On Tue, 1 Feb 2000, Dan Oscarsson wrote:

> >	-- XML WG decisions of Wed. Sep. 10
> >	http://www.w3.org/XML/9712-reports.html#ID40
> 
> Well I looked at the above document and some of the reasons gives some
> thought and some are not right:

They were not listed as reasons, but as "points made".  In fact,
points both pro and con are mentioned.  The *issue*, however, was a
technical one, perhaps unique to SGML itself:

: The Question:
:      Modify the XML specification to achieve the effect of 
:      NAMECASE GENERAL NO in SGML.

SGML provides for a limited amount of "case insensitivity".  This is
controlled through explicitly specified sets of character classes that
are *formally* considered "uppercase" and "lowercase" equivalents of
each other, for the purpose of case *substitution* to "uppercase" by
the parser.  The default sets comprise the characters in the familiar
Roman (ASCII) alphabet; these can be augmented by two extra sets in
1-to-1 correspondence with each other.  It's important to emphasize
that this correspondence is purely formal: e.g. one could specify '@'
as the "uppercase" substitute for "lowercase" '^', if one wanted -
this, btw would define '@' and '^' as "name characters" too.

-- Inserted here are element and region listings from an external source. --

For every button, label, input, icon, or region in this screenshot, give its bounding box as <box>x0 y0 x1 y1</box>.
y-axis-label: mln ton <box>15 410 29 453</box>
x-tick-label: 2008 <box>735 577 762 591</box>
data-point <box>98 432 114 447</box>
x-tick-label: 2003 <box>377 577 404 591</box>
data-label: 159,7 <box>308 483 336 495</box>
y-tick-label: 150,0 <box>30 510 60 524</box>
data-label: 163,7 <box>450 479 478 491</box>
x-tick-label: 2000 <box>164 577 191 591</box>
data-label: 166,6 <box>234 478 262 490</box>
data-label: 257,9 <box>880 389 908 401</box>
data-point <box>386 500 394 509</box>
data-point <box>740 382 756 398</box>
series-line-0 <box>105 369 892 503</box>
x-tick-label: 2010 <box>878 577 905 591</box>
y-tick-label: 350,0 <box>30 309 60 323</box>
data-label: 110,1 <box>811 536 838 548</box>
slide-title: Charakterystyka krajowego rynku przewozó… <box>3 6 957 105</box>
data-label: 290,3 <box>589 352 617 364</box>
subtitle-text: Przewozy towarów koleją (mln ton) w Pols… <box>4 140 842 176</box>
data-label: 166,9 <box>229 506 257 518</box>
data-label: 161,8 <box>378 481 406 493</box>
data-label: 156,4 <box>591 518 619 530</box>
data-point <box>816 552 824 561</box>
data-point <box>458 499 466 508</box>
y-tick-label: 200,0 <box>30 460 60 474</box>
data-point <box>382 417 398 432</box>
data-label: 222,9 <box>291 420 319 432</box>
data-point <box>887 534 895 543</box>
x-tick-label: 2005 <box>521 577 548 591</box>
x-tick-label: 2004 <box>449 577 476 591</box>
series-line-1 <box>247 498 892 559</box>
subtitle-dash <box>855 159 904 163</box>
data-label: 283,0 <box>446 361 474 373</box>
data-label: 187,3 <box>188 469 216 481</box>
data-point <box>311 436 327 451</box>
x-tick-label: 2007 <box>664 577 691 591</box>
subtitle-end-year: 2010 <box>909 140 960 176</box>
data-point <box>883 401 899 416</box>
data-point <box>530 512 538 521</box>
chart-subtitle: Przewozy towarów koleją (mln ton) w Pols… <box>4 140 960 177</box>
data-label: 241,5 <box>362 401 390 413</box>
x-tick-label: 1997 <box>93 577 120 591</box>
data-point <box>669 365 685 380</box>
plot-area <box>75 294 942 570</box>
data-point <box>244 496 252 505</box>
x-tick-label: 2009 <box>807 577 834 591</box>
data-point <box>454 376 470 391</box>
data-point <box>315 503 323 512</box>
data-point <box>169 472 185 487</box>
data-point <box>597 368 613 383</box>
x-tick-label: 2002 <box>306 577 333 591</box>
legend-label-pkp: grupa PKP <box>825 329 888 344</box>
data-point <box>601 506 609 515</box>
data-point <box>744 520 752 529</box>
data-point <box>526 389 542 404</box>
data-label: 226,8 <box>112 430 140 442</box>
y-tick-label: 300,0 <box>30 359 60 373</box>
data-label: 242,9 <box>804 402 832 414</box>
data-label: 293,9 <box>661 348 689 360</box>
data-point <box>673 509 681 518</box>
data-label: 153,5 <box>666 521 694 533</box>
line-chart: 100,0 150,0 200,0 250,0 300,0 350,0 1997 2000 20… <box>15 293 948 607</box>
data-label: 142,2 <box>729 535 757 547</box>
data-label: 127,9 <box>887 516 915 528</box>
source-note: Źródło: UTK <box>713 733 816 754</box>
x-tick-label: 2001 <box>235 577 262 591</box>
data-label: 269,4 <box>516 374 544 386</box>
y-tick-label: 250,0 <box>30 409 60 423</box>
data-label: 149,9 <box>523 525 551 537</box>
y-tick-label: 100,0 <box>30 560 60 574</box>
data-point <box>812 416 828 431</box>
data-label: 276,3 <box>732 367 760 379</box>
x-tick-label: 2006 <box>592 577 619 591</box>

Maintaining this case substitution feature (NAMECASE GENERAL YES)
involved either making a special case of the Roman alphabet in the
entire Unicode domain, or providing a comprehensive definition of case
substitution maps across this domain - which the received opinion of
Unicode experts suggested was unwise. 

Basically, NAMECASE GENERAL NO was the prudent way to take up arms
against a sea of troubles.

> XHTML says that lower case should be used. But I can see no
> definition on lower case!

The definition is formal, derived from SGML, and fixed in the SGML
declaration profile for XML.

> You cannot define lower case without taking all the problems with
> case insensititity with you, because you still have to define the
> mapping form upper case to lower case.

True, in general, and perhaps the XHTML spec could be clearer.  Its
use of "lowercase" is only in reference to those specific characters
that have been used in a case insensitive fashion previously (i.e.
there is no attempt to invoke a definition of "lowercase" as might
apply to al of Unicode, for instance.)


Arjun

Received on Tuesday, 1 February 2000 15:11:31 UTC